Ночь на штурм выдалась с мокрым снегом — таким, что глушил шаг лучше всякой команды.

Сапёры Кондратенко за три недели дотянули сапу до самого гласиса редута: японец, севший на Водопроводном в сентябре, сам выучил нас этому ремеслу, и теперь его наука возвращалась к нему с процентами. В головах сапы, в нишах, укрытых от дождя рогожей, стояли трубы Гобято — шесть стволов, задранных в чёрное небо, при них расчёты Власьева, на снегу — ряды шестовых мин, похожих на огромные оперённые стрелы.

Мне с этой ночи причиталась не сапа. Мой пост был на левом НП, на скате Скалистого кряжа, где сходились провода: полевой телефон к батарее Рощина и вторая нитка — вниз, к бухте, где на малой воде сидели «Бобр» и две канонерки, пристрелявшие тыльные скаты редута ещё с осени. Рощин добрался на НП сам, без палки — впервые с октября; правое плечо он всё ещё нёс чуть выше левого, будто прислушивался им.

— Только не говорите мне беречься, Андрей Николаевич. — Он подвинулся, освобождая мне место у бруствера. — Это моя батарея.

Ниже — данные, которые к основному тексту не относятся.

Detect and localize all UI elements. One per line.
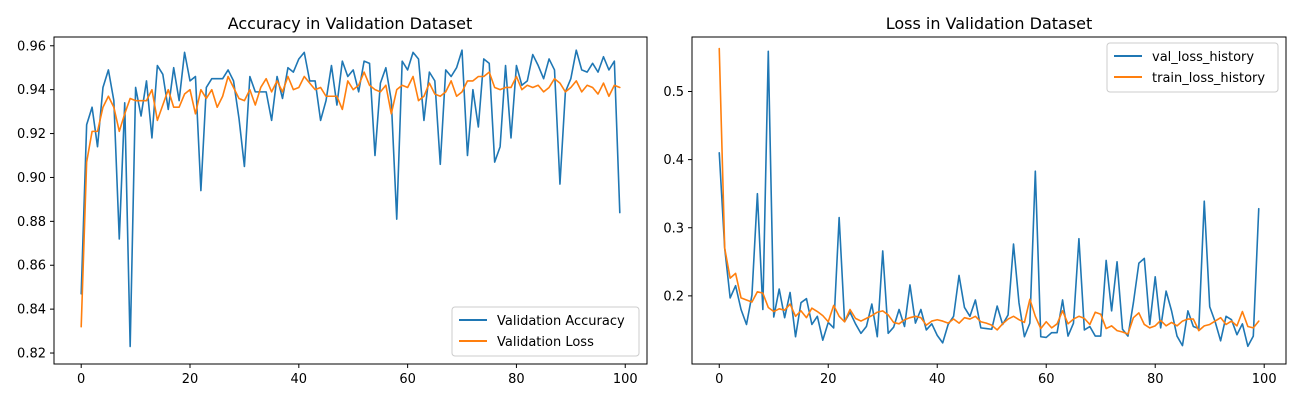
x-tick-label: 80 [1147, 372, 1164, 387]
legend-box [1106, 42, 1279, 93]
legend-label: train_loss_history [1152, 71, 1265, 86]
axis-ticks: 0 20 40 60 80 100 0.2 0.3 0.4 0.5 [663, 85, 1276, 387]
y-tick-label: 0.90 [17, 171, 46, 186]
y-tick-label: 0.82 [17, 347, 46, 362]
y-tick-label: 0.2 [663, 289, 684, 304]
axes-frame [53, 36, 648, 365]
axis-ticks: 0 20 40 60 80 100 0.82 0.84 0.86 0.88 0.90 0.92 0.94… [17, 39, 638, 387]
legend: Validation Accuracy Validation Loss [451, 306, 640, 357]
accuracy-chart: Accuracy in Validation Dataset 0 20 40 60 80… [17, 14, 648, 387]
x-tick-label: 20 [182, 372, 199, 387]
series-lines [80, 49, 621, 348]
chart-title: Accuracy in Validation Dataset [228, 14, 473, 33]
x-tick-label: 100 [1252, 372, 1277, 387]
series-lines [718, 47, 1260, 348]
x-tick-label: 0 [77, 372, 85, 387]
x-tick-label: 80 [508, 372, 525, 387]
y-tick-label: 0.5 [663, 85, 684, 100]
y-tick-label: 0.84 [17, 303, 46, 318]
y-tick-label: 0.88 [17, 215, 46, 230]
y-tick-label: 0.86 [17, 259, 46, 274]
axes-frame [691, 36, 1287, 365]
y-tick-label: 0.96 [17, 39, 46, 54]
x-tick-label: 60 [1038, 372, 1055, 387]
series-line-train-loss-history [718, 47, 1260, 335]
loss-chart: Loss in Validation Dataset 0 20 40 60 80 1000… [663, 14, 1287, 387]
x-tick-label: 60 [399, 372, 416, 387]
y-tick-label: 0.3 [663, 221, 684, 236]
y-tick-label: 0.94 [17, 83, 46, 98]
legend: val_loss_history train_loss_history [1106, 42, 1279, 93]
legend-label: Validation Accuracy [497, 314, 625, 329]
x-tick-label: 0 [715, 372, 723, 387]
x-tick-label: 100 [613, 372, 638, 387]
series-line-validation-accuracy [80, 49, 621, 348]
legend-label: Validation Loss [497, 335, 594, 350]
x-tick-label: 40 [929, 372, 946, 387]
legend-box [451, 306, 640, 357]
legend-label: val_loss_history [1152, 50, 1254, 65]
x-tick-label: 20 [820, 372, 837, 387]
y-tick-label: 0.92 [17, 127, 46, 142]
x-tick-label: 40 [291, 372, 308, 387]
chart-title: Loss in Validation Dataset [886, 14, 1093, 33]
series-line-validation-loss [80, 71, 621, 328]
y-tick-label: 0.4 [663, 153, 684, 168]
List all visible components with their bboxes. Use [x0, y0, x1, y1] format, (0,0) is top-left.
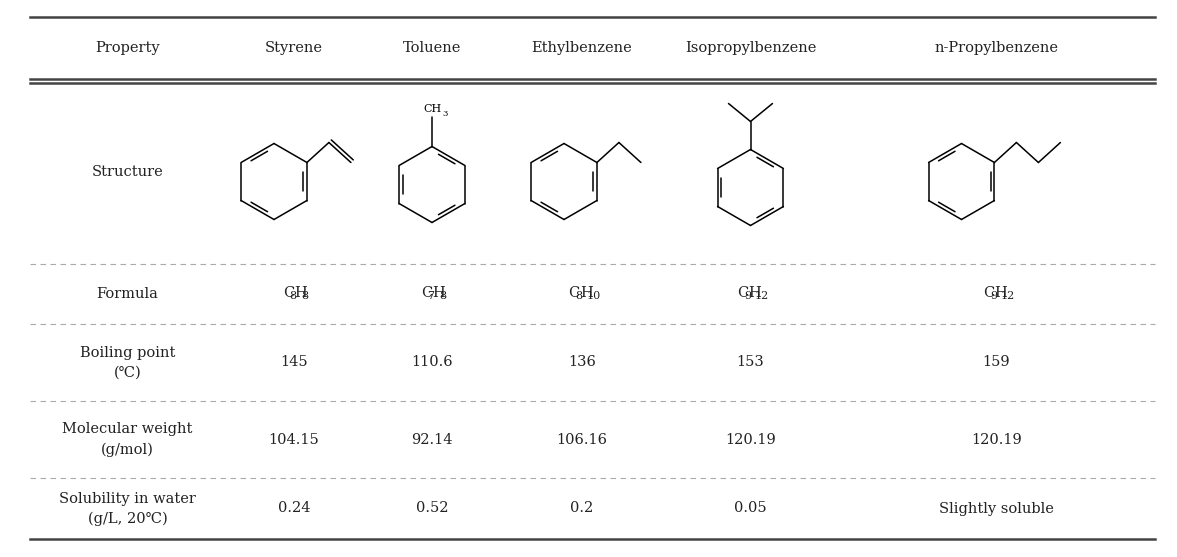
Text: 9: 9 — [990, 291, 997, 301]
Text: 8: 8 — [290, 291, 297, 301]
Text: H: H — [749, 286, 762, 300]
Text: (℃): (℃) — [114, 365, 141, 379]
Text: H: H — [432, 286, 445, 300]
Text: H: H — [580, 286, 592, 300]
Text: C: C — [737, 286, 749, 300]
Text: C: C — [983, 286, 995, 300]
Text: 9: 9 — [744, 291, 751, 301]
Text: 7: 7 — [427, 291, 434, 301]
Text: H: H — [294, 286, 307, 300]
Text: 104.15: 104.15 — [268, 432, 319, 447]
Text: n-Propylbenzene: n-Propylbenzene — [935, 41, 1058, 55]
Text: Structure: Structure — [92, 164, 164, 178]
Text: 0.2: 0.2 — [571, 501, 593, 515]
Text: 120.19: 120.19 — [725, 432, 776, 447]
Text: 0.05: 0.05 — [734, 501, 766, 515]
Text: C: C — [568, 286, 580, 300]
Text: 12: 12 — [1002, 291, 1016, 301]
Text: 8: 8 — [439, 291, 446, 301]
Text: CH: CH — [423, 105, 441, 115]
Text: H: H — [995, 286, 1008, 300]
Text: 12: 12 — [756, 291, 770, 301]
Text: 0.24: 0.24 — [278, 501, 311, 515]
Text: (g/L, 20℃): (g/L, 20℃) — [87, 511, 167, 526]
Text: 0.52: 0.52 — [415, 501, 448, 515]
Text: Ethylbenzene: Ethylbenzene — [532, 41, 632, 55]
Text: Slightly soluble: Slightly soluble — [939, 501, 1053, 515]
Text: 92.14: 92.14 — [411, 432, 453, 447]
Text: C: C — [282, 286, 294, 300]
Text: Styrene: Styrene — [265, 41, 322, 55]
Text: 145: 145 — [280, 355, 308, 369]
Text: 10: 10 — [586, 291, 601, 301]
Text: Molecular weight: Molecular weight — [62, 423, 193, 437]
Text: Property: Property — [95, 41, 160, 55]
Text: Formula: Formula — [97, 287, 159, 301]
Text: 8: 8 — [576, 291, 583, 301]
Text: 153: 153 — [737, 355, 764, 369]
Text: 3: 3 — [443, 110, 447, 118]
Text: C: C — [420, 286, 432, 300]
Text: Toluene: Toluene — [403, 41, 461, 55]
Text: 136: 136 — [568, 355, 596, 369]
Text: 110.6: 110.6 — [411, 355, 453, 369]
Text: 120.19: 120.19 — [971, 432, 1022, 447]
Text: Isopropylbenzene: Isopropylbenzene — [685, 41, 816, 55]
Text: (g/mol): (g/mol) — [101, 442, 154, 457]
Text: 106.16: 106.16 — [557, 432, 607, 447]
Text: 159: 159 — [983, 355, 1010, 369]
Text: 8: 8 — [301, 291, 308, 301]
Text: Solubility in water: Solubility in water — [59, 491, 195, 506]
Text: Boiling point: Boiling point — [80, 345, 175, 359]
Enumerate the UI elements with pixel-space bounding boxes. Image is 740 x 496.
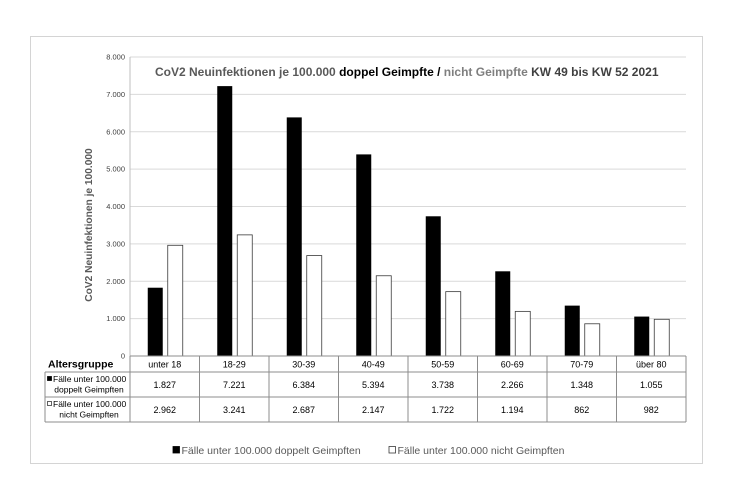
chart-title-part: KW 49 bis KW 52 2021 bbox=[528, 65, 659, 79]
table-cell: 7.221 bbox=[223, 380, 246, 390]
table-header-altersgruppe: Altersgruppe bbox=[48, 359, 114, 371]
table-cell: 2.147 bbox=[362, 405, 385, 415]
x-tick-label: 40-49 bbox=[362, 360, 385, 370]
table-cell: 1.827 bbox=[153, 380, 176, 390]
row-legend-key bbox=[47, 401, 52, 406]
y-tick-label: 6.000 bbox=[106, 127, 125, 136]
bar-series-2-1 bbox=[167, 244, 184, 357]
bar-series-2-5 bbox=[445, 291, 462, 357]
row-label-line-1: Fälle unter 100.000 bbox=[53, 374, 127, 384]
bar-series-2-8 bbox=[653, 318, 670, 357]
row-label-line-2: doppelt Geimpften bbox=[54, 385, 124, 395]
bar-series-1-4 bbox=[356, 154, 372, 356]
table-cell: 6.384 bbox=[292, 380, 315, 390]
table-cell: 982 bbox=[644, 405, 659, 415]
table-cell: 2.962 bbox=[153, 405, 176, 415]
legend-label: Fälle unter 100.000 doppelt Geimpften bbox=[182, 445, 361, 457]
table-cell: 862 bbox=[574, 405, 589, 415]
chart-title: CoV2 Neuinfektionen je 100.000 doppel Ge… bbox=[155, 65, 659, 79]
y-tick-label: 5.000 bbox=[106, 165, 125, 174]
bar-series-1-5 bbox=[425, 216, 441, 356]
x-tick-label: 70-79 bbox=[570, 360, 593, 370]
bar-series-1-6 bbox=[495, 271, 511, 356]
table-cell: 5.394 bbox=[362, 380, 385, 390]
x-tick-label: unter 18 bbox=[148, 360, 181, 370]
bar-series-2-2 bbox=[236, 234, 253, 357]
bar-series-1-1 bbox=[147, 287, 163, 356]
y-tick-label: 2.000 bbox=[106, 277, 125, 286]
bar-series-2-3 bbox=[306, 255, 323, 357]
table-cell: 1.194 bbox=[501, 405, 524, 415]
bar-series-1-7 bbox=[564, 305, 580, 356]
bar-series-1-2 bbox=[217, 86, 233, 357]
y-tick-label: 1.000 bbox=[106, 314, 125, 323]
y-tick-label: 0 bbox=[121, 352, 125, 361]
y-tick-label: 4.000 bbox=[106, 202, 125, 211]
table-cell: 3.241 bbox=[223, 405, 246, 415]
row-label-line-1: Fälle unter 100.000 bbox=[53, 399, 127, 409]
legend: Fälle unter 100.000 doppelt Geimpften Fäl… bbox=[172, 445, 565, 457]
bar-series-2-6 bbox=[514, 310, 531, 357]
bar-series-1-3 bbox=[286, 117, 302, 356]
y-tick-label: 3.000 bbox=[106, 239, 125, 248]
bar-series-2-7 bbox=[584, 323, 601, 357]
row-label-line-2: nicht Geimpften bbox=[59, 410, 119, 420]
chart-title-part: nicht Geimpfte bbox=[444, 65, 528, 79]
bar-series-2-4 bbox=[375, 275, 392, 357]
x-tick-label: 30-39 bbox=[292, 360, 315, 370]
table-cell: 1.055 bbox=[640, 380, 663, 390]
x-tick-label: 18-29 bbox=[223, 360, 246, 370]
legend-key bbox=[172, 446, 180, 454]
y-tick-label: 7.000 bbox=[106, 90, 125, 99]
chart-title-part: CoV2 Neuinfektionen je 100.000 bbox=[155, 65, 339, 79]
x-tick-label: 60-69 bbox=[501, 360, 524, 370]
table-cell: 2.266 bbox=[501, 380, 524, 390]
chart-title-part: doppel Geimpfte bbox=[339, 65, 434, 79]
legend-label: Fälle unter 100.000 nicht Geimpften bbox=[398, 445, 565, 457]
row-legend-key bbox=[47, 376, 52, 381]
bars bbox=[147, 86, 670, 357]
table-cell: 2.687 bbox=[292, 405, 315, 415]
legend-key bbox=[388, 446, 396, 454]
chart-title-part: / bbox=[434, 65, 444, 79]
y-tick-label: 8.000 bbox=[106, 53, 125, 62]
x-tick-label: 50-59 bbox=[431, 360, 454, 370]
table-cell: 1.722 bbox=[431, 405, 454, 415]
data-table: unter 18 18-29 30-39 40-49 50-59 60-69 70-79 üb… bbox=[44, 355, 687, 423]
x-tick-label: über 80 bbox=[636, 360, 667, 370]
y-axis-title: CoV2 Neuinfektionen je 100.000 bbox=[84, 148, 95, 302]
table-cell: 3.738 bbox=[431, 380, 454, 390]
bar-series-1-8 bbox=[634, 316, 650, 356]
table-cell: 1.348 bbox=[570, 380, 593, 390]
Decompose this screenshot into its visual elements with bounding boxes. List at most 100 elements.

И мой редут.

Кондратенко перед делом прошёл по сапе сам — из конца в конец, пригнувшись, трогая рукой то мину на снегу, то плечо охотника, и после его прохода в сапе стало тише и теплее, как в избе, где протопили. Начальству положено провожать войска словом; он провожал ладонью.

Потом было ожидание — особое, сапёрное, какого на воде не бывает. На воде перед делом всё движется; тут всё лежало. Лежала пехота в сапе, дыша в рукав. Лежали мины на снегу. Лежал снег на минах. Где-то внизу, в темноте, покашливал — в кулак, в три погибели — простуженный охотник, и я слушал этот кашель с нежностью, какой сам от себя не ждал.

В третьем часу трубы ударили.

Звук у миномёта Гобято дурной. Не выстрел — тяжёлый горловой кашель. Потом долгий свист падающей мины. Шесть кашлей слились в один. На бруствере редута встало зарево. Раз. Другой. Третий. Шестовые мины ложились в упор, с полутораста шагов — туда, куда пушка с закрытой позиции не достала бы и за неделю. Проволоку рвало вместе с кольями. Блиндажи вскрывало — с одного подняло весь накат, целиком, как крышку.

Японец опомнился на четвёртой минуте. Его полевые батареи из-за гребня стали искать сапу. Потом — нас. Шрапнель дважды прошла над НП, посекла бруствер, брызнула снегом. Мы вжались в мёрзлую землю. Телефонист накрыл аппарат собой, как наседка.